Your questions are pretty much self-answering... It shows you have investigated thoroughly the problem ;-)

- doing custom sql queries: very possible, will give you great speedups. Use ezdb api, write your own sql. Hire (or be) an sql guru to get best results. There is no "standard" "more efficient" api in ez because the most efficient query will be the one that only works in your db (you can hardcode class ids, knowledge of content tree structure and such)

- adding indexes: very much possible. It might even be a good idea in conjunction with the point above

- using solr: quite possible. By default the index IS updated on every object publication, unless you use delayedindexing; net effect: publishing of objects gets slower, as it takes into account now the indexing phase

- usage of load_data_map: try it out: enable echoing into debug of the generated sql with that param on and off, and then run the generated queries with tracing enabled to see the difference. The idea is: if it is disabled, more smaller queries are generated (to fetch data_map later on), if it is enabled, a single query with more joins is generated (all attributes are fetched in one pass)
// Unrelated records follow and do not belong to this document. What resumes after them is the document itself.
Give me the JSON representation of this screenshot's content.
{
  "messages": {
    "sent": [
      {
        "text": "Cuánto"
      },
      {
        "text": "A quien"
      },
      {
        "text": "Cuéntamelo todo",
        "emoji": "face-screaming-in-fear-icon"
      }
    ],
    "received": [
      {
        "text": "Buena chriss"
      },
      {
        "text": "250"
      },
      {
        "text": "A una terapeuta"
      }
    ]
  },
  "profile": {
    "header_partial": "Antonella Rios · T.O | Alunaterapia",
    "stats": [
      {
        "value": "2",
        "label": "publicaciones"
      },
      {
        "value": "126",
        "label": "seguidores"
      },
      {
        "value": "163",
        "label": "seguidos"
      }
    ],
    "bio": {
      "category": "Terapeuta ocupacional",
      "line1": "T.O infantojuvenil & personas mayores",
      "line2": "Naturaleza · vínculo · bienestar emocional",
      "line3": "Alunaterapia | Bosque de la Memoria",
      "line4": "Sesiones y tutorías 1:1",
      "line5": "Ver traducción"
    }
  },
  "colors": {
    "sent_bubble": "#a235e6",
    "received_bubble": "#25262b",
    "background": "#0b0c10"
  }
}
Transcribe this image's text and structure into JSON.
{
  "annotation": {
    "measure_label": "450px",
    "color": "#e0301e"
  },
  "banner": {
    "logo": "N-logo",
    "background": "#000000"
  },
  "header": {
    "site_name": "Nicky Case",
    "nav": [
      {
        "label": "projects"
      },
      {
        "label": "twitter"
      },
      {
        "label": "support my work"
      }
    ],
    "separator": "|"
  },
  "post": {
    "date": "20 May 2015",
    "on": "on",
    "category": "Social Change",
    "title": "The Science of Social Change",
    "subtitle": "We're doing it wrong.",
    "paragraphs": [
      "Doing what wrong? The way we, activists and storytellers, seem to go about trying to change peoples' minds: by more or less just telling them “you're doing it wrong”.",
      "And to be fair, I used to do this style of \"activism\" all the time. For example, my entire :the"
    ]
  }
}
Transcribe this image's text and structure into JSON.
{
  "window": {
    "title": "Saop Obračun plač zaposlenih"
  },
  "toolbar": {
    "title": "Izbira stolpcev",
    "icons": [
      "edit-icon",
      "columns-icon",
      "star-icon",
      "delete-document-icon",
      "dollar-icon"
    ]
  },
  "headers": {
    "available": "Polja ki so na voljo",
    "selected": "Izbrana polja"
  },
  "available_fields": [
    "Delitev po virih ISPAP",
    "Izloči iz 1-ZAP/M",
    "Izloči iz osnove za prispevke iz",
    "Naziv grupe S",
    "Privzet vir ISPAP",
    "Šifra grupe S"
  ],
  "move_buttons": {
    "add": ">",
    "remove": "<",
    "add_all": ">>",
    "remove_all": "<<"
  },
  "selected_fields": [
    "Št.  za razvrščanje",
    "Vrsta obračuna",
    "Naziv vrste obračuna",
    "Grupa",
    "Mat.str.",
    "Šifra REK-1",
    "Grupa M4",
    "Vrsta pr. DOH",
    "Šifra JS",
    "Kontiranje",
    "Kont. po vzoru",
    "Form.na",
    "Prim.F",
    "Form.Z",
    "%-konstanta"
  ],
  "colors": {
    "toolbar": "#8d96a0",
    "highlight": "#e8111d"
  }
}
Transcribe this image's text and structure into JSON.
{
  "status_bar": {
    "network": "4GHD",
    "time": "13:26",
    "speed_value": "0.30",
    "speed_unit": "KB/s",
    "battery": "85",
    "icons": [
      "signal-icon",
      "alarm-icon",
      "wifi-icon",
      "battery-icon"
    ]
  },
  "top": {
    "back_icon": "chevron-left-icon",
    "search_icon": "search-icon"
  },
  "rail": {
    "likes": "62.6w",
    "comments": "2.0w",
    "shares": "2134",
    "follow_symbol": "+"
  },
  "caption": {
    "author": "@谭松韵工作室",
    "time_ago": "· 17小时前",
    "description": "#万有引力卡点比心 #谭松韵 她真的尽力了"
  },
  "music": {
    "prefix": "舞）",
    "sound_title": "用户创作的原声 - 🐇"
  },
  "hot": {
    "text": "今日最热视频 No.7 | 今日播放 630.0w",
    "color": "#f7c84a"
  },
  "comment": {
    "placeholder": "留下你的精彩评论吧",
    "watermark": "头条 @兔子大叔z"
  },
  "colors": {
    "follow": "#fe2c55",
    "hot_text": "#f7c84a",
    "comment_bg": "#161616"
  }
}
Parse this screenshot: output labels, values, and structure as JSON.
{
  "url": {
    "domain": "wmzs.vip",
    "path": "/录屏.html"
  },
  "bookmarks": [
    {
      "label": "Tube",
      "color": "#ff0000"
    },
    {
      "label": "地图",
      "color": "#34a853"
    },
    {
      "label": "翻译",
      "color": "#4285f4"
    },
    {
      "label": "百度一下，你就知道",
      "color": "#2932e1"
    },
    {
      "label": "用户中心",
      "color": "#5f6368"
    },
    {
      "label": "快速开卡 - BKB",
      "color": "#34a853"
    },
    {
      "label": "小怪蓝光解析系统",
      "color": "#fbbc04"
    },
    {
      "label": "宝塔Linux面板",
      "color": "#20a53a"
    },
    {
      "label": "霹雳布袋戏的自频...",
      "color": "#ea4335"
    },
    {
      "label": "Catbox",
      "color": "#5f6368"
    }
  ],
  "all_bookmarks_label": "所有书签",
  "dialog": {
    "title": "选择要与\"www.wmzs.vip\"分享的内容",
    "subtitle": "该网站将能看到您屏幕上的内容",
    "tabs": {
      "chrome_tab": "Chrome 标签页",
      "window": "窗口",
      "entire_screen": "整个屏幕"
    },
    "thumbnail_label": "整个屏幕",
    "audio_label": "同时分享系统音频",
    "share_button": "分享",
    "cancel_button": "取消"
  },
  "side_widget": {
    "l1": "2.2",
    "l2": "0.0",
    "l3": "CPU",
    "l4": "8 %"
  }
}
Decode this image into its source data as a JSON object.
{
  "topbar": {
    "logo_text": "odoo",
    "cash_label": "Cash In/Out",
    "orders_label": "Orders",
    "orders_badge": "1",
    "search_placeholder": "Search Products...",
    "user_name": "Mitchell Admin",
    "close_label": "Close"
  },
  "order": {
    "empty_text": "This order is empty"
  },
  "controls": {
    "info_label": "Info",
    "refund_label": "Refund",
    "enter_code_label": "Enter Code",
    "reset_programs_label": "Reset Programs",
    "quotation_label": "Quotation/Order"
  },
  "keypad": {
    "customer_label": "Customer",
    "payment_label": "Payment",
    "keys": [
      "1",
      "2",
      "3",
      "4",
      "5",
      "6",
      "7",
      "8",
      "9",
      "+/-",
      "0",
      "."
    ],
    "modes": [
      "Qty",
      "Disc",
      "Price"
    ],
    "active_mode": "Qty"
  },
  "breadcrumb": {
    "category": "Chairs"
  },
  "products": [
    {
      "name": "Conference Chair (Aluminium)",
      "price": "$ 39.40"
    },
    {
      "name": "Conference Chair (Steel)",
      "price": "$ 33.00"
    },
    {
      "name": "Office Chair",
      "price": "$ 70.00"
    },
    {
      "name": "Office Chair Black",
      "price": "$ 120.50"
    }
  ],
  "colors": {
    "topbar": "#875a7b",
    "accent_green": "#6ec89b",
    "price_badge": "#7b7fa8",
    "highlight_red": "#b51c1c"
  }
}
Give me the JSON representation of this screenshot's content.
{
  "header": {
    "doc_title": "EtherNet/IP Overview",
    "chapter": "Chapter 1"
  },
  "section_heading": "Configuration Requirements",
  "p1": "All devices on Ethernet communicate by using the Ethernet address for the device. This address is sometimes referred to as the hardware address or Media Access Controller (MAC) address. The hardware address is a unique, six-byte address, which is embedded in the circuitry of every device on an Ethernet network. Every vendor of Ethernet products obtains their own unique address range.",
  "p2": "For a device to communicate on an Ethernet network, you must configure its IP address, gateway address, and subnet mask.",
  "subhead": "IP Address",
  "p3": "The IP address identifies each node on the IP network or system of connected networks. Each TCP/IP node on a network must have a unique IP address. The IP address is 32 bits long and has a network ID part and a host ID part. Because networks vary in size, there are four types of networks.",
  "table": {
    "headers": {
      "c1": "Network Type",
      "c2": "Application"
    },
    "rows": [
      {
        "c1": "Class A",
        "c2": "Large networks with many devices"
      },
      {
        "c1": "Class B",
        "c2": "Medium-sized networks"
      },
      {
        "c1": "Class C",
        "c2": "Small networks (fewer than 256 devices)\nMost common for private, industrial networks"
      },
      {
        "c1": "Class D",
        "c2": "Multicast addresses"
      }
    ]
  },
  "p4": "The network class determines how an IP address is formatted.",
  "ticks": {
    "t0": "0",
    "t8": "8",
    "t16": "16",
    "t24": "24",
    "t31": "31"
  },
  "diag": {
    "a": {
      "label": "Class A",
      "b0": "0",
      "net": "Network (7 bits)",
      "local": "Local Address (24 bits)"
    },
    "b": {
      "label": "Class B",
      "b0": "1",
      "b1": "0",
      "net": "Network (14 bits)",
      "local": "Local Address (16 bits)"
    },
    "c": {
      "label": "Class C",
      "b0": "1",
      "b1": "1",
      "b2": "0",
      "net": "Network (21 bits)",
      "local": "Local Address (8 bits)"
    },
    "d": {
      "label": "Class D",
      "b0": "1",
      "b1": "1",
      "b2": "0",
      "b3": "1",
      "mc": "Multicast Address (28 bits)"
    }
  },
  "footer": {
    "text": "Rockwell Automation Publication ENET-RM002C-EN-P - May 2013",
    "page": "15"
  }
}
Principal Consultant International Business
Member of the Community Project Board

Marko Žmak

Saturday 19 June 2010 3:50:08 pm

Thanks Gaetano, here are some more toughts/questions...

Custom sql queries: Actually I would like to avoid that, because using DB abstraction layer is more safe - I don't want to have to upgrade my custom queries when I upgrade to a newer version of eZ that brings some changes in the database tables structure.

eZ APIs: I would still like to know if there is an eZ API function that does this: get only the node id's of latest objects belonging to a class. Does anyone know it?

load_data_map: I have investigated further with the load_data_map parameter, and yes it doesn't make a join to the ezcontentobject_attribute table when is disabled. I'll give this a try first, and see how it goes.

eZ Find: Can eZ Find be used to fetch all the latest nodes, wihtout using the keyword parameter? Would using eZ Fnd in this way be faster or slower than doing a normal fetch? Anyone knows this one?

--
Nothing is impossible. Not if you can imagine it!

Hubert Farnsworth

Marko Žmak

Sunday 20 June 2010 8:53:08 am

After further investigation I came to an interesting point...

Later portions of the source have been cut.